The final trata agreements were reached in the presence of the viajeras Thenike and T’orre Na:
The Echraidhe and Briogannon, temporarily merged under the madness of Uaithne, were enjoined to become one people in order to ensure peace for themselves and other settlements, and in order to survive; the herds of both tribes were decimated, their goods scattered, their children malnourished. They were granted joint use of grazing grounds to the north and west of Singing Pastures. From their herds, beginning the first year the animals reached reasonable numbers, they would grant a tithe of horses to Singing Pastures, in part reparation, and a tithe of breeding taars. These breeding taars would go straight from Holle’s people to Danner’s. Until that time, Danner’s people would receive a small number of breeding taars from Cassil, and help from both communities in capturing wild animals for domestication. Also from Cassil, Danner would get seed crop, first trading rights on the valley’s harvest, two hand looms, and—Marghe had had to fight hard for this—the fostering of six of the valley’s children, along with one or two adults.
“Think, Danner, they’ll be invaluable!” she told the Mirror. “What better way to learn the way a world works than to learn with their children?”
Cassil agreed, if volunteers could be found. In return, Danner had to promise the fostering of a third of any Mirror children in the next five years, again on a volunteer basis. Marghe was not worried about lack of volunteers. There were many on both sides who were curious, and some who would think to turn the arrangement to their personal gain. One way or another, both communities would benefit, in the end.
They went to the Holme Valley cave for the witnessing song. It was evening.
Marghe lifted her spitting torch a little higher; mica and quartz glittered redly as the nine pattern singers walked ahead of the women of Holme Valley, their audience.
Fine sand sifted, cool and dry, between Marghe’s toes.
“Letitia told me about this place,” Danner whispered as she walked deeper into the cavern, “but I only half believed her.”
Before them, glimmering with natural phosphorescence, a lake slid in blues and greens. They were standing on a wide, natural shelf that ran around the walls of the cavern. Thin-waisted columns plunged into the water from the lower parts of the uneven roof. The lake poured with light, throwing shadows on the wall at Marghe’s back, sheathing the columns in shimmering cloaks of color.

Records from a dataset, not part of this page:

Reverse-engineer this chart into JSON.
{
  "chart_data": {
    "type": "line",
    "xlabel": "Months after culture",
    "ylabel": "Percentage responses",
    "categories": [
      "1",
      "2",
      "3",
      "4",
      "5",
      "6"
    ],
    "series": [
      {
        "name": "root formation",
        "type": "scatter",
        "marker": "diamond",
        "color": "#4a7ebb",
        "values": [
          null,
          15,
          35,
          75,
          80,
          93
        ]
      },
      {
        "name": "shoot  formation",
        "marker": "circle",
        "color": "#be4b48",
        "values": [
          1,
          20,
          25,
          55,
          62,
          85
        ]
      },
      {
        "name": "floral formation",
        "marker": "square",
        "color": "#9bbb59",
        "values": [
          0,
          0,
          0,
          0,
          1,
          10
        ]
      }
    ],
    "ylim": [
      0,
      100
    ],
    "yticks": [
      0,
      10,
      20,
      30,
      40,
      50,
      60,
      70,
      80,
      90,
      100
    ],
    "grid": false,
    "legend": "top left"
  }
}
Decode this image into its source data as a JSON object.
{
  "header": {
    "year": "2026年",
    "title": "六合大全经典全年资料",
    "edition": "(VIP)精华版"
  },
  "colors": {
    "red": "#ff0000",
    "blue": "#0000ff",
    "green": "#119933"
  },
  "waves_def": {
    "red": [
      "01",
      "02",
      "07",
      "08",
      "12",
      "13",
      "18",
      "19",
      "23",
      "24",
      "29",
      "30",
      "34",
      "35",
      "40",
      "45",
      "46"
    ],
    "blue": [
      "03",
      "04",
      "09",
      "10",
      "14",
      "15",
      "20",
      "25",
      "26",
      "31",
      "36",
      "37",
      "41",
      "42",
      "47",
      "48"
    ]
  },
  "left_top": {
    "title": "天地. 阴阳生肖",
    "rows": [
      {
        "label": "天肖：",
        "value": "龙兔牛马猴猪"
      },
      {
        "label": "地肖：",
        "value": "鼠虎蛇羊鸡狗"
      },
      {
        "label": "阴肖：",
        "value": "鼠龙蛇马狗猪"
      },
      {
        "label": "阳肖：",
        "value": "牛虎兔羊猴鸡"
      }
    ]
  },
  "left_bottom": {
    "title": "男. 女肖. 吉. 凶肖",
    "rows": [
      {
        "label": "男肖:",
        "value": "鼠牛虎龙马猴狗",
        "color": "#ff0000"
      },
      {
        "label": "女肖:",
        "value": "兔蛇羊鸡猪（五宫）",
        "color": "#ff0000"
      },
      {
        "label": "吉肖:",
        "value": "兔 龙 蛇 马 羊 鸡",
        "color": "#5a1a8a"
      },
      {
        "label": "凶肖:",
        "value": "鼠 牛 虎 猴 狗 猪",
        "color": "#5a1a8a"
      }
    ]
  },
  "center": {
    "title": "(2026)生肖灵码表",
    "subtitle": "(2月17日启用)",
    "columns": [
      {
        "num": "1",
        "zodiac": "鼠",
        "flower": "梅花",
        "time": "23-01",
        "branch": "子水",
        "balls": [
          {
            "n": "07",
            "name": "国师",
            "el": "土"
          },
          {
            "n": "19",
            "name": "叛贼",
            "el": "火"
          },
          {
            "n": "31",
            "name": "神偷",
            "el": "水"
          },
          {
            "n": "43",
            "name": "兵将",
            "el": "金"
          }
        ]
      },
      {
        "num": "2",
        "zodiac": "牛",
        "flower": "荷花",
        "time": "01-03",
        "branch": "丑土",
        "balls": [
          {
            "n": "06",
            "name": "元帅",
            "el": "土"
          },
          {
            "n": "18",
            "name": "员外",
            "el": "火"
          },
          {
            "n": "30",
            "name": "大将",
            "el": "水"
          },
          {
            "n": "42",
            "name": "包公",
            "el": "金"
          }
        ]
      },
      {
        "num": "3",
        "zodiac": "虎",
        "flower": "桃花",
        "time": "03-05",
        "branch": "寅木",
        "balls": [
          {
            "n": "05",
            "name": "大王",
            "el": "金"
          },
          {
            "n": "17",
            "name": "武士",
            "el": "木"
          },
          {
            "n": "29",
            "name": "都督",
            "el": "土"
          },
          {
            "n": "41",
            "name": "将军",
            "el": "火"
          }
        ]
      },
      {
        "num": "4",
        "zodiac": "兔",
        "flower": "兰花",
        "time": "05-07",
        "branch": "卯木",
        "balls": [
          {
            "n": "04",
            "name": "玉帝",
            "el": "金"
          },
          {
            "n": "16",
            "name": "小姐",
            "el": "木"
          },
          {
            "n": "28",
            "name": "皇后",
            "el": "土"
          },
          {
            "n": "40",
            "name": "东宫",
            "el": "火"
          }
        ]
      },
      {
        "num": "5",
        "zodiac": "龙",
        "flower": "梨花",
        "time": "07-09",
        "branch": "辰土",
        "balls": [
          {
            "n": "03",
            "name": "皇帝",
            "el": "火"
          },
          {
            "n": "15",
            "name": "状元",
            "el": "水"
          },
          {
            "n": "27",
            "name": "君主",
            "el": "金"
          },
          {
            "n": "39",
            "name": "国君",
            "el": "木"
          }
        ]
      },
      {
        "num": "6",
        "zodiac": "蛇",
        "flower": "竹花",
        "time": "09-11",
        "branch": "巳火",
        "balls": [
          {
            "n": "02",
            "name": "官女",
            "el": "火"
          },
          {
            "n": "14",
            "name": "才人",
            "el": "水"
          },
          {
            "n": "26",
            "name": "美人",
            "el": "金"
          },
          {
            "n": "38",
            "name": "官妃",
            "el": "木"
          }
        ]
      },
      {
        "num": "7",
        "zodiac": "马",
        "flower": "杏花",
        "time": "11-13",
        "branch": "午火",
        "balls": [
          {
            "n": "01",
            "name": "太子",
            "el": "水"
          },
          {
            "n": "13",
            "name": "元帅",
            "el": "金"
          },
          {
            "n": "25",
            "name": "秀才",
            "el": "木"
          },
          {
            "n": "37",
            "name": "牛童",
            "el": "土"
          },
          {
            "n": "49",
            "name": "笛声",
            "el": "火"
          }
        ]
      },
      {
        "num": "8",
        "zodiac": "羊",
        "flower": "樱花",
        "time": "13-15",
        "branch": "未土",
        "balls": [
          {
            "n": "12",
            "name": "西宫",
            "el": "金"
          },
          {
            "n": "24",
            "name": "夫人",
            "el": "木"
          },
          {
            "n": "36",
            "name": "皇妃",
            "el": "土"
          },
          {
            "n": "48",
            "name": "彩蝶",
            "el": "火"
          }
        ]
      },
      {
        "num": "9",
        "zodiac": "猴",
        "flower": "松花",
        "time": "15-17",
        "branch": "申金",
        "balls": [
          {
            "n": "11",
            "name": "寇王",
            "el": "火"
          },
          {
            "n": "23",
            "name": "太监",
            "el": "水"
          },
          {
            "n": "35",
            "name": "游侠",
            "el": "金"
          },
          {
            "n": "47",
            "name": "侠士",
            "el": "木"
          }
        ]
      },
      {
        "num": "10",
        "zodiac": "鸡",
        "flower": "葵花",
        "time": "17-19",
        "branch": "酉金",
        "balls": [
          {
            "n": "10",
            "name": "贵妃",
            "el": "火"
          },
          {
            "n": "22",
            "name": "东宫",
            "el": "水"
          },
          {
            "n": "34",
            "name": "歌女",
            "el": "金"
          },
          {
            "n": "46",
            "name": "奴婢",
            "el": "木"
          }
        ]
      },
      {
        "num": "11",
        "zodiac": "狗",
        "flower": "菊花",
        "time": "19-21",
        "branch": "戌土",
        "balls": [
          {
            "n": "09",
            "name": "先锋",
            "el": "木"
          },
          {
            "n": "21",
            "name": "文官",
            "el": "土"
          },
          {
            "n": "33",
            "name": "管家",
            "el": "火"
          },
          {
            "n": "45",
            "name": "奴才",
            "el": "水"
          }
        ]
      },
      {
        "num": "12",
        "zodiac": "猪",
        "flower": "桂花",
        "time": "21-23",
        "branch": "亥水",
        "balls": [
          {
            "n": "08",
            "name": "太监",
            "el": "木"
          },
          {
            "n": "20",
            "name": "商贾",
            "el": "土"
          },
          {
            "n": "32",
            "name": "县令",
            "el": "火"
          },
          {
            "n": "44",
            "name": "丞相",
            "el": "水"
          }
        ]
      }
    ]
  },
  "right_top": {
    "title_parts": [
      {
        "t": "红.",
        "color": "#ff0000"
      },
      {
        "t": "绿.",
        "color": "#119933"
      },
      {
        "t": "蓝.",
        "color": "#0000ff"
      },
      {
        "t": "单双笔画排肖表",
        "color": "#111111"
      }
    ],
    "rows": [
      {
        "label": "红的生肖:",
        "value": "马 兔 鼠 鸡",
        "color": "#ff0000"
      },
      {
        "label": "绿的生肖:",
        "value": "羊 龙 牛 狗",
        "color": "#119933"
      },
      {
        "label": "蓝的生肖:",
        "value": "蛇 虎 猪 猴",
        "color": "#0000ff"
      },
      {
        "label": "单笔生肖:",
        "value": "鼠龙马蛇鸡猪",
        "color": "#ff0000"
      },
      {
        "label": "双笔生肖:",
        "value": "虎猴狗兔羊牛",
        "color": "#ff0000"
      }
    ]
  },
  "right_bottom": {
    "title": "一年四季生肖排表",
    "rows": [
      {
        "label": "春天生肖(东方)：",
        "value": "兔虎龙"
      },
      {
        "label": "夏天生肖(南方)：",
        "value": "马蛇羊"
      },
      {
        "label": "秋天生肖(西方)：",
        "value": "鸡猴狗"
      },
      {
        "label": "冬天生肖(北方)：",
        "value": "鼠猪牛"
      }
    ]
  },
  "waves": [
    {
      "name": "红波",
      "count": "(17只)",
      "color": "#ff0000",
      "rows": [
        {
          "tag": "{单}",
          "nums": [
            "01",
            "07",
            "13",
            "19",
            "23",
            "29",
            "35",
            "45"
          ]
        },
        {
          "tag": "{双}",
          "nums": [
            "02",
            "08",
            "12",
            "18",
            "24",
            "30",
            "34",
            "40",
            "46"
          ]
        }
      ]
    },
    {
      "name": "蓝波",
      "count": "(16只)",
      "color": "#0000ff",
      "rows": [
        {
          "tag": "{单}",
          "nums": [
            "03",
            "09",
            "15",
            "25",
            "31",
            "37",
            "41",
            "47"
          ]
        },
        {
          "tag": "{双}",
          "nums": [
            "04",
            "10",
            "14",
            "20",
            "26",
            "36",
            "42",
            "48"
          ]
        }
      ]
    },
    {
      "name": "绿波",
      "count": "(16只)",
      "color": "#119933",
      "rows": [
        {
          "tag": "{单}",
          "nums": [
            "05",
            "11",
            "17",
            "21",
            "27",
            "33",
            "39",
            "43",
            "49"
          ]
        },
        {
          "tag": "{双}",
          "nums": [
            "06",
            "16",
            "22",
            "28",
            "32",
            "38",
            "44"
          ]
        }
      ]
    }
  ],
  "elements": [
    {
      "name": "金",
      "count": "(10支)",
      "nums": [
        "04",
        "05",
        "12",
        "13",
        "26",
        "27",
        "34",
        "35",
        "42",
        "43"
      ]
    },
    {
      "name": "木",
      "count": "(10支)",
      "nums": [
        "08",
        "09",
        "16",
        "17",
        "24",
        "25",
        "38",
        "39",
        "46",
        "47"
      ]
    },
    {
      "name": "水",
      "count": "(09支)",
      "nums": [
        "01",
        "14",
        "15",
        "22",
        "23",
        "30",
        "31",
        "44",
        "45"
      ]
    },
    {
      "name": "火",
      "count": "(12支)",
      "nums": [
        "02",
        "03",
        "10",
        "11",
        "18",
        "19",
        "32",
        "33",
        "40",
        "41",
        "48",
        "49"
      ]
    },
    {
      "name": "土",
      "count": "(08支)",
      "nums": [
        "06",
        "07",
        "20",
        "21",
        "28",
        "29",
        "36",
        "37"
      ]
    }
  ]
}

T’orre Na began the song. Marghe took it up, followed by Thenike and Holle and Cassil; then Aoife, Day, and Ojo. Danner was the last to join her voice to the eight others and close the circle of nine. To Marghe’s surprise, the Mirror had a light, clear soprano.
They joined hands: Ojo’s rough, dry hand in Marghe’s left, Day’s—warm and soft—in her right. Marghe smiled as she sang the wordless song, enjoying the way harmonies split off and raced over the water, echoing back from the walls. It felt as though the whole population of the valley was singing.
One by one, the voices dropped out. At the edges of the lake tiny pebbles rocked in a slight current.
They ate together outside, with children crying from fatigue and Ojo and Aoife sitting as far apart from each other as possible. Marghe chewed her bread deliberately, determined not to worry about it; no agreement was perfect.
Later, lying next to Thenike, she fell asleep wondering if some deep, quiet place in the cavern still echoed with the song they had made, and dreamed of small pebbles rocking in the water.
HARVEST IN HOLME Valley began two days after the trata agreement was reached. The year was beginning its steady turn toward winter and it was time for the pattern singers to go their separate ways.